Getting on top of animal pests

Bush remnants can host animal pests, which cause significant damage to both native plants and animals. Animal pests can have a staggering impact on our natural ecosystems by:

  • Eating or damaging native plants. In some places, pest browsing of particular species can significantly change the make-up of a forest.
  • Eating the annual seed crop of some plants, preventing natural regeneration.
  • Eating seedlings, preventing regeneration and opening up the understorey to weed invasion.
  • Killing native birds and animals.
  • Destroying nesting sites and depleting food sources for native birds.

Regular control of animal pests is an essential part of successfully protecting your bush remnant. It is not a one-off job, so you’ll need to schedule pest control in your ongoing work programme.


Possums are a significant threat to bush, causing considerable damage to trees, shrubs and seedlings. They also carry bovine tuberculosis, posing a threat to agriculture. While it is almost impossible to completely eradicate possums, regular control will reduce local populations to less damaging levels. In most areas, ongoing possum control will be necessary because of re-invasion. If you can afford nothing else, possum control is essential and will have the biggest positive effect on the condition of your bush.

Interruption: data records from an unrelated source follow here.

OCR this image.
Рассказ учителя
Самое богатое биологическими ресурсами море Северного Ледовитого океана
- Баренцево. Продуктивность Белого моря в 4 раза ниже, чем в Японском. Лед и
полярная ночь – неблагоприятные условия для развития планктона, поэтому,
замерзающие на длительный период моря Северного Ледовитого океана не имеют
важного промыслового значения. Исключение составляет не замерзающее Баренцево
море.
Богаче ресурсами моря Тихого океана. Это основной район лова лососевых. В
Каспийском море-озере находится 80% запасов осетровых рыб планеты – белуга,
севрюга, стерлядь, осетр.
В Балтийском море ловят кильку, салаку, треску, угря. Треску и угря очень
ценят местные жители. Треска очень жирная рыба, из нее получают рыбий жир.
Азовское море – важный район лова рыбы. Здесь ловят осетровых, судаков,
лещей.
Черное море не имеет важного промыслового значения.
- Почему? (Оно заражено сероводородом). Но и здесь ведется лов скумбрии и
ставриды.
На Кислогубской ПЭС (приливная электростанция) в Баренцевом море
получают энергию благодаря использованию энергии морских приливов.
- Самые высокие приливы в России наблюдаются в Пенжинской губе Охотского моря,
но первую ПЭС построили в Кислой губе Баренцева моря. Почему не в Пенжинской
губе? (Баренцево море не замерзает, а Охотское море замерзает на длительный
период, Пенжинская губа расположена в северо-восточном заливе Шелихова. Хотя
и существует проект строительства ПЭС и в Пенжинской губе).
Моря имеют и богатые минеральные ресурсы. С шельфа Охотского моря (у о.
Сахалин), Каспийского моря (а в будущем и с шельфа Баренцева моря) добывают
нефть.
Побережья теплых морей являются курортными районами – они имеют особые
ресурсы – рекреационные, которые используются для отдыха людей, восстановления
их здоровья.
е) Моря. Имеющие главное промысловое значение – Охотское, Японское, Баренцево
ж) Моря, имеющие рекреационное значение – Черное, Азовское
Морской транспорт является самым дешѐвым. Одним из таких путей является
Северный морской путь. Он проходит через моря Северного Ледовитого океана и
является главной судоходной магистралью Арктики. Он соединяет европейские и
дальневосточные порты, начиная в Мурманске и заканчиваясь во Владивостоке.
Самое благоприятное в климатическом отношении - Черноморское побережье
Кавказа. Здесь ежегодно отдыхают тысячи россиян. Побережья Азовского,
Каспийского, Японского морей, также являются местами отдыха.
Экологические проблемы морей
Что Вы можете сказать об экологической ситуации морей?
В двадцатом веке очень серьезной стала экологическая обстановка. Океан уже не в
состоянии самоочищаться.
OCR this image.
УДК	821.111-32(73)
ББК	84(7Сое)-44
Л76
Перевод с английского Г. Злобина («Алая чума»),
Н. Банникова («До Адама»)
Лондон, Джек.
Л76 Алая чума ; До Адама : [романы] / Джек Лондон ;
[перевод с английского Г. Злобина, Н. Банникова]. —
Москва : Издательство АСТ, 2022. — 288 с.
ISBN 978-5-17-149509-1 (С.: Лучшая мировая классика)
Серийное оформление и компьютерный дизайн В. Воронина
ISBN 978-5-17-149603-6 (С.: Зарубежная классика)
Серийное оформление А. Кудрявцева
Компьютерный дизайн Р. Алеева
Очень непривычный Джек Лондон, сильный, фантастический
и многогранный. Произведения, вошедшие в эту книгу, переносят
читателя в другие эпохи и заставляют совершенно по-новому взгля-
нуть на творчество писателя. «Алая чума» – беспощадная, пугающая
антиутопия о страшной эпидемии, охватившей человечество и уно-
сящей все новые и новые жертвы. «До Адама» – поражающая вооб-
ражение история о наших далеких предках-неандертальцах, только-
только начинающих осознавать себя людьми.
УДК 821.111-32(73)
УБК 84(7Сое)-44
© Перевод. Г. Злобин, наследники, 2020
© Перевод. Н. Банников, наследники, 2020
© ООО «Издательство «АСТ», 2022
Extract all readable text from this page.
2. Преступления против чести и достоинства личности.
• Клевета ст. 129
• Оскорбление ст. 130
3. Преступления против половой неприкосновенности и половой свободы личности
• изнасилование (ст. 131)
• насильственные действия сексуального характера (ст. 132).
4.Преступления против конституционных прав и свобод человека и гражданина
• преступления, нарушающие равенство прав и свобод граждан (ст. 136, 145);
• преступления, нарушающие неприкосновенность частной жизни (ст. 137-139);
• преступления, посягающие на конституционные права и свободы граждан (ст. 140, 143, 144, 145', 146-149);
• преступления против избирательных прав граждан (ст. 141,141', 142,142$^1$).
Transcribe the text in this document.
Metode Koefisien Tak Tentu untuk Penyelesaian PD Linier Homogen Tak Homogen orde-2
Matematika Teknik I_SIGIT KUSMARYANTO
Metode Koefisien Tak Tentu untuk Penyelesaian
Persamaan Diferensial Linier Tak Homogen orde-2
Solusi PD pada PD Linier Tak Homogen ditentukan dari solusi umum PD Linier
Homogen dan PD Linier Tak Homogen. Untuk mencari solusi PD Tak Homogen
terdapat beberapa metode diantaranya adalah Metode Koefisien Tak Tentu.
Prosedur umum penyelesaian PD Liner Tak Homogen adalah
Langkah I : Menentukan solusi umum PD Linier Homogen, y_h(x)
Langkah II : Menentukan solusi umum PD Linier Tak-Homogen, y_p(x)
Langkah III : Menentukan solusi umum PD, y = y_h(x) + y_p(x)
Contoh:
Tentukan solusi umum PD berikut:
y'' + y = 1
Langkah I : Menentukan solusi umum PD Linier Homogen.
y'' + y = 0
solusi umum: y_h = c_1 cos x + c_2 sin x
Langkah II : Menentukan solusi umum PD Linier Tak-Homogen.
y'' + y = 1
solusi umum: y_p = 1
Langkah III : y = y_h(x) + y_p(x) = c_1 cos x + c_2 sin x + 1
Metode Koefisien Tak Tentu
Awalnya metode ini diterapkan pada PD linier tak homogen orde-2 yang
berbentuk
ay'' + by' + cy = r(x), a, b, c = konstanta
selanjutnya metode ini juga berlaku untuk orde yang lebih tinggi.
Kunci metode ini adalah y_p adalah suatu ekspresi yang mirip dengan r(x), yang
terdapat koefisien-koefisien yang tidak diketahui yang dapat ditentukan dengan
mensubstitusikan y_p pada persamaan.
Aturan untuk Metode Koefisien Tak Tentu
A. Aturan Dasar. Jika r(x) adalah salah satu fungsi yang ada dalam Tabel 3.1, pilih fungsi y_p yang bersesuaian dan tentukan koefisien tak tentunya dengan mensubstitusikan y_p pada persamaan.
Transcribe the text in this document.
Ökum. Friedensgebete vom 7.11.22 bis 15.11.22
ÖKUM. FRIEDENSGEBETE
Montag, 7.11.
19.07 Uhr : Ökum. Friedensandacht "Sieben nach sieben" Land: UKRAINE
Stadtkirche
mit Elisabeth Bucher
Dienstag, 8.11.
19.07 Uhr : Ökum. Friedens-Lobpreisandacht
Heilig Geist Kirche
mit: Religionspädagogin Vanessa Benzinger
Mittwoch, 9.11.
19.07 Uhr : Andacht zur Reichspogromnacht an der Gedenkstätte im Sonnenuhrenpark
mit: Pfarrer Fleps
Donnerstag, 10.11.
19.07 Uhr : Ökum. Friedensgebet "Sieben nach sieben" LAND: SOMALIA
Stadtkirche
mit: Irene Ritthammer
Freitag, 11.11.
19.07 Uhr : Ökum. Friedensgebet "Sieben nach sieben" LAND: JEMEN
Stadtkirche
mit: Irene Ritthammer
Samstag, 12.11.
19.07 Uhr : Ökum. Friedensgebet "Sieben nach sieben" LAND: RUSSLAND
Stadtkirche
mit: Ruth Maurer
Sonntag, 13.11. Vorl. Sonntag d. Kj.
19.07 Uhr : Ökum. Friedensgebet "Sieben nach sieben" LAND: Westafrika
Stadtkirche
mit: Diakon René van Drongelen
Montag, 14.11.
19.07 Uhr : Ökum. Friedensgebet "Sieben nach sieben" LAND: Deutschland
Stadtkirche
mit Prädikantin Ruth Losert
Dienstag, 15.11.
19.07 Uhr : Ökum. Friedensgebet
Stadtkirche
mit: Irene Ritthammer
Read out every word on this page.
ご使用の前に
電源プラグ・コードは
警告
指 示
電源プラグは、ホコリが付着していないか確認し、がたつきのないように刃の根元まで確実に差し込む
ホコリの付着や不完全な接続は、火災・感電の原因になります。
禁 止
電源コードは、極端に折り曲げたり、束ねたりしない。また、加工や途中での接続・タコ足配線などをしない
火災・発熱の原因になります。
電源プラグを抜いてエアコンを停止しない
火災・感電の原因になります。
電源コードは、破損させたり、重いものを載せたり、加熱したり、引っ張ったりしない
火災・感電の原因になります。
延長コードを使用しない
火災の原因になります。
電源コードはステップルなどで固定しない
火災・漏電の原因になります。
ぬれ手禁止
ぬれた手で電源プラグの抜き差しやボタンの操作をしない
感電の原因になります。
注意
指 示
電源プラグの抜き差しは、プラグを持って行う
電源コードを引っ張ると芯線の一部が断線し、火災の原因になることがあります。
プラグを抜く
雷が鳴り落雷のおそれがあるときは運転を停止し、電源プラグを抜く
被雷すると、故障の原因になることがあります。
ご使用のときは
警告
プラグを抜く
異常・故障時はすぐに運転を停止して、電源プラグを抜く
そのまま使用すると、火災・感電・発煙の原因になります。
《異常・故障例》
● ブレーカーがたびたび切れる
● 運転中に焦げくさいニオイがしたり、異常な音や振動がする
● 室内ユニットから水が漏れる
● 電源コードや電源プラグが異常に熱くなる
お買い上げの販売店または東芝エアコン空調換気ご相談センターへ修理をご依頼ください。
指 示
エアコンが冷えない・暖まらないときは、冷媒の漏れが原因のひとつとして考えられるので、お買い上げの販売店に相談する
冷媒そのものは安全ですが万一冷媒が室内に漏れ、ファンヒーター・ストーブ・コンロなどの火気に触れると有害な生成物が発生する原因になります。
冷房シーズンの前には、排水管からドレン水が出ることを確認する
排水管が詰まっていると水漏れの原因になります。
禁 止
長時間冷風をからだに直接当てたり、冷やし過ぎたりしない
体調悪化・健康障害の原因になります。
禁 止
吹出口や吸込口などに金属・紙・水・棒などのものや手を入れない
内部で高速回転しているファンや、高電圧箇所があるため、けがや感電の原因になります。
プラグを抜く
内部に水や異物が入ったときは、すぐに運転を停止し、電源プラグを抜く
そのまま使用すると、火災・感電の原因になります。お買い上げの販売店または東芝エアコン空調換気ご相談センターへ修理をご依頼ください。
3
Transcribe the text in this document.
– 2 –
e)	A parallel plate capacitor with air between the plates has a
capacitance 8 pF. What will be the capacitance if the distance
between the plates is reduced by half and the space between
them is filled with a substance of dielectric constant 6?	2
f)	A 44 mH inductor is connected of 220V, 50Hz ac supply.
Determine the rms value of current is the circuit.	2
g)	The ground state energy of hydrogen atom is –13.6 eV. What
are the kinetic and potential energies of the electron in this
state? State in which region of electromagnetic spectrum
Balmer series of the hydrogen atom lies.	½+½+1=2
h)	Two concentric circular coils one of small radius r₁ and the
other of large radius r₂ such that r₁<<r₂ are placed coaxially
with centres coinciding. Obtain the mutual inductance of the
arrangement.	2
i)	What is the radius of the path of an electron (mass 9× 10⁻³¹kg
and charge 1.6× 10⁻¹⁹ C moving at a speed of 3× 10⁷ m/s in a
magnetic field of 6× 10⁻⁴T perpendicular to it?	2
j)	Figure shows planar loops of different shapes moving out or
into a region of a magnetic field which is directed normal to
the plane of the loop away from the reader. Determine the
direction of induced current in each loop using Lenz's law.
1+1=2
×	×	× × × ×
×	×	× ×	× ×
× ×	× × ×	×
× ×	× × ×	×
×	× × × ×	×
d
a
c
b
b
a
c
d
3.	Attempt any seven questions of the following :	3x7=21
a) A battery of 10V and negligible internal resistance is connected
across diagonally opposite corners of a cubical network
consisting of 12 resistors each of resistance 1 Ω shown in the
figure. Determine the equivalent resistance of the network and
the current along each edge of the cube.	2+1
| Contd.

There are a variety of control methods available, each with their own benefits and tradeoffs. Using poison bait stations can be an effective low-input control method. Traps are higher maintenance, but once you’ve purchased them the only cost is your labour. Night shooting around forest / pasture margins can also help. Talk to the Biosecurity staff at Greater Wellington for advice on which methods would be the most useful in your situation.

Rats and mice

Rats eat small animals, eggs and young birds, as well as a wide range of native fruits and seed. If you want to encourage native wildlife in your bush remnant, rat and mouse control will be necessary.

The best way to deal with rats and mice is by poisoning using bait stations. The best time to bait your traps is between spring and summer to protect birds over their breeding season, when they and their eggs are most vulnerable to predation from rats. Talk to the Biosecurity staff at Greater Wellington for more information.

Weasels, stoats, ferrets and cats

Mustelids (weasels, stoats and ferrets) and cats can have a devastating effect on native birds, eating both adults and their young. Stoats and cats are the most numerous and widespread.

Controlling rats, mice, stoats, ferrets and cats will help keep your bush block a healthy habitat for native birds and animals. Most of these pests can be targeted together with certain poisons, but each requires a different trapping method if poisons aren’t used. You’ll need to make sure your traps are approved by the SPCA. Contact Greater Wellington Regional Council for advice about the best methods for your property.

Goats, deer and pigs

Feral goats and deer can make short work of young seedlings and damage the leaves and bark of trees up to around two metres high. They will get through most fences! Pigs can destroy years of seedling regeneration in a very short time. Shooting is the most common control method for goats, deer and pigs. Professional hunters can be hired to eradicate or control feral pest animals.


Recent studies by Landcare Research indicate that hedgehogs are not the benign snuffling creatures that many of us may have thought. Hedgehogs are a potentially serious threat to endangered native skinks and invertebrates (animals without a backbone). They are also known to predate on the eggs and chicks of ground-nesting birds. Landcare Research scientists suggest laying traps for hedgehogs at the beginning of the birds’ breeding season, when hedgehogs may be at their most damaging, and in the autumn, when female hedgehogs can be specifically targeted.